Suddenly Aidan was lying in the mud! I wanted to take a picture first, but his foot was caught under the bike and a Tata truck was gaining on us, and they stop for no one Suddenly we were surrounded by soldiers asking if we were ok. I hadn’t even spotted them, concentrating on the road. But apparently they’d called out and Aidan had turned around in his seat and thus fallen over. That’s his excuse anyways 🙂

Bike and Aidan ok, we crawled on…..and soon found a que of trucks and buses. Squeezing past to the front, we found the problem. A landslide was being cleared by a bulldozer. After a short wait, we on the bikes could squeeze though and past the que on the other side. Only to find ourselves in front of another landslide! People here had been stuck since 11 am…… hm, that could take a while then!
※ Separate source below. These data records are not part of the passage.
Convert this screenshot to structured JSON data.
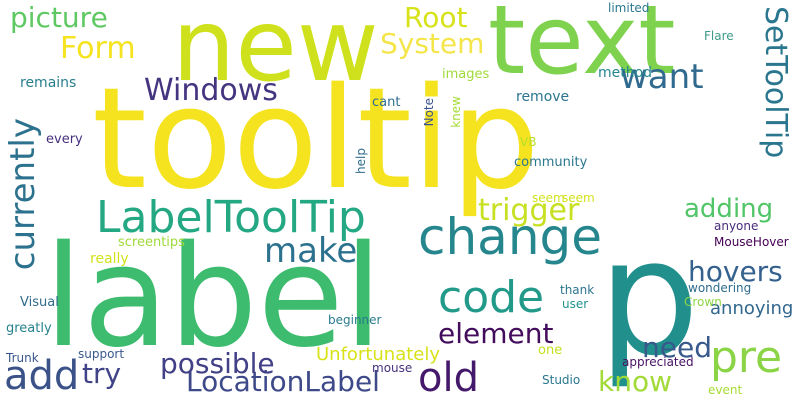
{
  "words": [
    {
      "text": "tooltip",
      "color": "#f5e31f",
      "vertical": false
    },
    {
      "text": "label",
      "color": "#3dbb6e",
      "vertical": false
    },
    {
      "text": "new",
      "color": "#cfe11c",
      "vertical": false
    },
    {
      "text": "text",
      "color": "#7ed24d",
      "vertical": false
    },
    {
      "text": "p",
      "color": "#21908d",
      "vertical": false
    },
    {
      "text": "change",
      "color": "#25878d",
      "vertical": false
    },
    {
      "text": "LabelToolTip",
      "color": "#23a883",
      "vertical": false
    },
    {
      "text": "code",
      "color": "#229a8a",
      "vertical": false
    },
    {
      "text": "pre",
      "color": "#8ad445",
      "vertical": false
    },
    {
      "text": "add",
      "color": "#3b5289",
      "vertical": false
    },
    {
      "text": "old",
      "color": "#44186b",
      "vertical": false
    },
    {
      "text": "want",
      "color": "#306a8e",
      "vertical": false
    },
    {
      "text": "Windows",
      "color": "#453581",
      "vertical": false
    },
    {
      "text": "Form",
      "color": "#f5e31f",
      "vertical": false
    },
    {
      "text": "picture",
      "color": "#5ec962",
      "vertical": false
    },
    {
      "text": "System",
      "color": "#f3e54a",
      "vertical": false
    },
    {
      "text": "Root",
      "color": "#d8e219",
      "vertical": false
    },
    {
      "text": "make",
      "color": "#2c728e",
      "vertical": false
    },
    {
      "text": "trigger",
      "color": "#c7e021",
      "vertical": false
    },
    {
      "text": "LocationLabel",
      "color": "#3e4989",
      "vertical": false
    },
    {
      "text": "possible",
      "color": "#424086",
      "vertical": false
    },
    {
      "text": "element",
      "color": "#440c5c",
      "vertical": false
    },
    {
      "text": "adding",
      "color": "#52c569",
      "vertical": false
    },
    {
      "text": "hovers",
      "color": "#34618d",
      "vertical": false
    },
    {
      "text": "need",
      "color": "#38598c",
      "vertical": false
    },
    {
      "text": "know",
      "color": "#a2da37",
      "vertical": false
    },
    {
      "text": "try",
      "color": "#414387",
      "vertical": false
    },
    {
      "text": "annoying",
      "color": "#31678e",
      "vertical": false
    },
    {
      "text": "SetToolTip",
      "color": "#2a768e",
      "vertical": true,
      "up": false
    },
    {
      "text": "currently",
      "color": "#2c718e",
      "vertical": true,
      "up": true
    },
    {
      "text": "Unfortunately",
      "color": "#d8e219",
      "vertical": false
    },
    {
      "text": "remains",
      "color": "#277f8e",
      "vertical": false
    },
    {
      "text": "remove",
      "color": "#2b748e",
      "vertical": false
    },
    {
      "text": "cant",
      "color": "#2e6e8e",
      "vertical": false
    },
    {
      "text": "images",
      "color": "#a0da39",
      "vertical": false
    },
    {
      "text": "every",
      "color": "#46307e",
      "vertical": false
    },
    {
      "text": "community",
      "color": "#2a778e",
      "vertical": false
    },
    {
      "text": "seem",
      "color": "#d2e21b",
      "vertical": false
    },
    {
      "text": "Flare",
      "color": "#3f9b89",
      "vertical": false
    },
    {
      "text": "limited",
      "color": "#2a788e",
      "vertical": false
    },
    {
      "text": "screentips",
      "color": "#9fda3a",
      "vertical": false
    },
    {
      "text": "really",
      "color": "#d2e21b",
      "vertical": false
    },
    {
      "text": "Visual",
      "color": "#2f6c8e",
      "vertical": false
    },
    {
      "text": "greatly",
      "color": "#26838e",
      "vertical": false
    },
    {
      "text": "support",
      "color": "#38598c",
      "vertical": false
    },
    {
      "text": "Trunk",
      "color": "#39568c",
      "vertical": false
    },
    {
      "text": "beginner",
      "color": "#297b8e",
      "vertical": false
    },
    {
      "text": "mouse",
      "color": "#46327e",
      "vertical": false
    },
    {
      "text": "Studio",
      "color": "#2a778e",
      "vertical": false
    },
    {
      "text": "one",
      "color": "#c5e021",
      "vertical": false
    },
    {
      "text": "thank",
      "color": "#2b758e",
      "vertical": false
    },
    {
      "text": "user",
      "color": "#20928c",
      "vertical": false
    },
    {
      "text": "wondering",
      "color": "#2e6d8e",
      "vertical": false
    },
    {
      "text": "Crown",
      "color": "#8ed645",
      "vertical": false
    },
    {
      "text": "MouseHover",
      "color": "#440154",
      "vertical": false
    },
    {
      "text": "anyone",
      "color": "#472c7a",
      "vertical": false
    },
    {
      "text": "event",
      "color": "#a8db34",
      "vertical": false
    },
    {
      "text": "appreciated",
      "color": "#471164",
      "vertical": false
    },
    {
      "text": "VB",
      "color": "#b6de2b",
      "vertical": false
    },
    {
      "text": "Note",
      "color": "#3b528b",
      "vertical": true,
      "up": true
    },
    {
      "text": "knew",
      "color": "#a5db36",
      "vertical": true,
      "up": true
    },
    {
      "text": "help",
      "color": "#2f6c8e",
      "vertical": true,
      "up": true
    },
    {
      "text": "seem",
      "color": "#d2e21b",
      "vertical": false
    },
    {
      "text": "method",
      "color": "#24878e",
      "vertical": false
    }
  ]
}
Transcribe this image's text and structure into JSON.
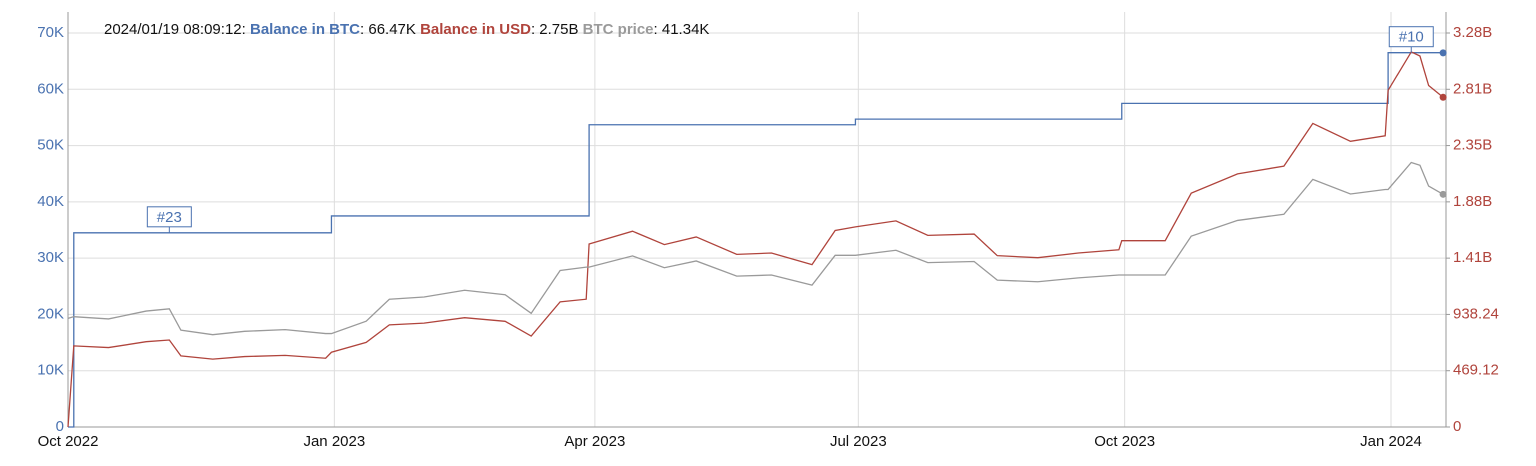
{
  "chart_data": {
    "type": "line",
    "header": {
      "timestamp": "2024/01/19 08:09:12",
      "items": [
        {
          "name": "Balance in BTC",
          "value": "66.47K",
          "color": "#4a72b0"
        },
        {
          "name": "Balance in USD",
          "value": "2.75B",
          "color": "#b0443c"
        },
        {
          "name": "BTC price",
          "value": "41.34K",
          "color": "#9a9a9a"
        }
      ]
    },
    "x": [
      "2022-10-01",
      "2022-10-03",
      "2022-10-15",
      "2022-10-28",
      "2022-11-05",
      "2022-11-09",
      "2022-11-20",
      "2022-12-01",
      "2022-12-15",
      "2022-12-29",
      "2022-12-31",
      "2023-01-12",
      "2023-01-20",
      "2023-02-01",
      "2023-02-15",
      "2023-03-01",
      "2023-03-10",
      "2023-03-20",
      "2023-03-29",
      "2023-03-30",
      "2023-04-14",
      "2023-04-25",
      "2023-05-06",
      "2023-05-20",
      "2023-06-01",
      "2023-06-15",
      "2023-06-23",
      "2023-06-30",
      "2023-07-14",
      "2023-07-25",
      "2023-08-10",
      "2023-08-18",
      "2023-09-01",
      "2023-09-15",
      "2023-09-29",
      "2023-09-30",
      "2023-10-15",
      "2023-10-24",
      "2023-11-09",
      "2023-11-25",
      "2023-12-05",
      "2023-12-18",
      "2023-12-30",
      "2023-12-31",
      "2024-01-08",
      "2024-01-11",
      "2024-01-14",
      "2024-01-19"
    ],
    "series": [
      {
        "name": "Balance in BTC",
        "color": "#4a72b0",
        "axis": "y",
        "step": true,
        "values": [
          0,
          34500,
          34500,
          34500,
          34500,
          34500,
          34500,
          34500,
          34500,
          34500,
          37500,
          37500,
          37500,
          37500,
          37500,
          37500,
          37500,
          37500,
          37500,
          53700,
          53700,
          53700,
          53700,
          53700,
          53700,
          53700,
          53700,
          54700,
          54700,
          54700,
          54700,
          54700,
          54700,
          54700,
          54700,
          57500,
          57500,
          57500,
          57500,
          57500,
          57500,
          57500,
          57500,
          66500,
          66500,
          66500,
          66500,
          66470
        ]
      },
      {
        "name": "Balance in USD",
        "color": "#b0443c",
        "axis": "y2",
        "step": false,
        "values": [
          0,
          676000000,
          662000000,
          711000000,
          725000000,
          593000000,
          566000000,
          587000000,
          597000000,
          573000000,
          623000000,
          705000000,
          851000000,
          866000000,
          911000000,
          881000000,
          758000000,
          1043000000,
          1065000000,
          1525000000,
          1632000000,
          1520000000,
          1584000000,
          1439000000,
          1450000000,
          1353000000,
          1638000000,
          1668000000,
          1718000000,
          1597000000,
          1608000000,
          1428000000,
          1411000000,
          1450000000,
          1477000000,
          1553000000,
          1553000000,
          1949000000,
          2110000000,
          2174000000,
          2530000000,
          2381000000,
          2427000000,
          2806000000,
          3126000000,
          3092000000,
          2846000000,
          2748000000
        ]
      },
      {
        "name": "BTC price",
        "color": "#9a9a9a",
        "axis": "y",
        "step": false,
        "values": [
          19300,
          19600,
          19200,
          20600,
          21000,
          17200,
          16400,
          17000,
          17300,
          16600,
          16600,
          18800,
          22700,
          23100,
          24300,
          23500,
          20200,
          27800,
          28400,
          28400,
          30400,
          28300,
          29500,
          26800,
          27000,
          25200,
          30500,
          30500,
          31400,
          29200,
          29400,
          26100,
          25800,
          26500,
          27000,
          27000,
          27000,
          33900,
          36700,
          37800,
          44000,
          41400,
          42200,
          42200,
          47000,
          46500,
          42800,
          41340
        ]
      }
    ],
    "annotations": [
      {
        "text": "#23",
        "x": "2022-11-05",
        "series": 0
      },
      {
        "text": "#10",
        "x": "2024-01-08",
        "series": 0
      }
    ],
    "xlim": [
      "2022-10-01",
      "2024-01-20"
    ],
    "xticks": [
      {
        "value": "2022-10-01",
        "label": "Oct 2022"
      },
      {
        "value": "2023-01-01",
        "label": "Jan 2023"
      },
      {
        "value": "2023-04-01",
        "label": "Apr 2023"
      },
      {
        "value": "2023-07-01",
        "label": "Jul 2023"
      },
      {
        "value": "2023-10-01",
        "label": "Oct 2023"
      },
      {
        "value": "2024-01-01",
        "label": "Jan 2024"
      }
    ],
    "ylim": [
      0,
      70000
    ],
    "yticks": [
      0,
      {
        "value": 10000,
        "label": "10K"
      },
      {
        "value": 20000,
        "label": "20K"
      },
      {
        "value": 30000,
        "label": "30K"
      },
      {
        "value": 40000,
        "label": "40K"
      },
      {
        "value": 50000,
        "label": "50K"
      },
      {
        "value": 60000,
        "label": "60K"
      },
      {
        "value": 70000,
        "label": "70K"
      }
    ],
    "y2lim": [
      0,
      3283840000
    ],
    "y2ticks": [
      0,
      {
        "value": 469120000,
        "label": "469.12"
      },
      {
        "value": 938240000,
        "label": "938.24"
      },
      {
        "value": 1407360000,
        "label": "1.41B"
      },
      {
        "value": 1876480000,
        "label": "1.88B"
      },
      {
        "value": 2345600000,
        "label": "2.35B"
      },
      {
        "value": 2814720000,
        "label": "2.81B"
      },
      {
        "value": 3283840000,
        "label": "3.28B"
      }
    ],
    "grid": true
  }
}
But we didn’t have to wait too long. A shout “the road is open!” caused a frenzy and once again we were able to squeeze through with the bikes, long before anyone else. The road was winding down the hill and the bulldozer had pushed loads of gravel over the edge. So I was waiting for this to block the road further down. And loh and behold, four kilometres on, there was another landslide! This one looked nowhere near being cleared any time soon. But the workers knew of another way down, two kilometres back. Sweet!

Hidden behind heaps of stones we hadn’t spotted it before, but this steep shortcut with switchbacks too tight for lorries seemed clear, as we looked down on it. It was narrow, gravely and steep and took all our concentration. But it had us down the mountain and back on tarmac in no time.

From here the road followed the curves of the mountainside gently downhill and we opened up the throttle. Till Aidan found himself kissing a Tata truck! The driver had screeched to a halt and looked shitscared, unable to see the tiny bike right in front of his grill. Much to his relief a stunned Aidan soon appeared at his side in the mirror.

The truck had overtaken another around a blind corner, driving on our side of the road. Luckily for all it had been uphill for the trucks, a 5kmh truck overtaking a 3kmh truck. So they’d been able to stop in time. I’d love to tell them they are just rushing towards a landslide blocking the road 🙂

We were obviously back in civilisation. The mountainsides soon became a luscious green with fir trees everywhere. The valley opened out and the road was lined with villages and towns. Rice fields made an appearance, farmers collecting the bundles and carting them off on little tuk-tuk style trucks (the first we’d seen since Manali).

Villages soon turned to towns and before long we’d reached Srinagar with the usual traffic mayhem, just as the sun went down. I miss the peace and quiet of the mountains already!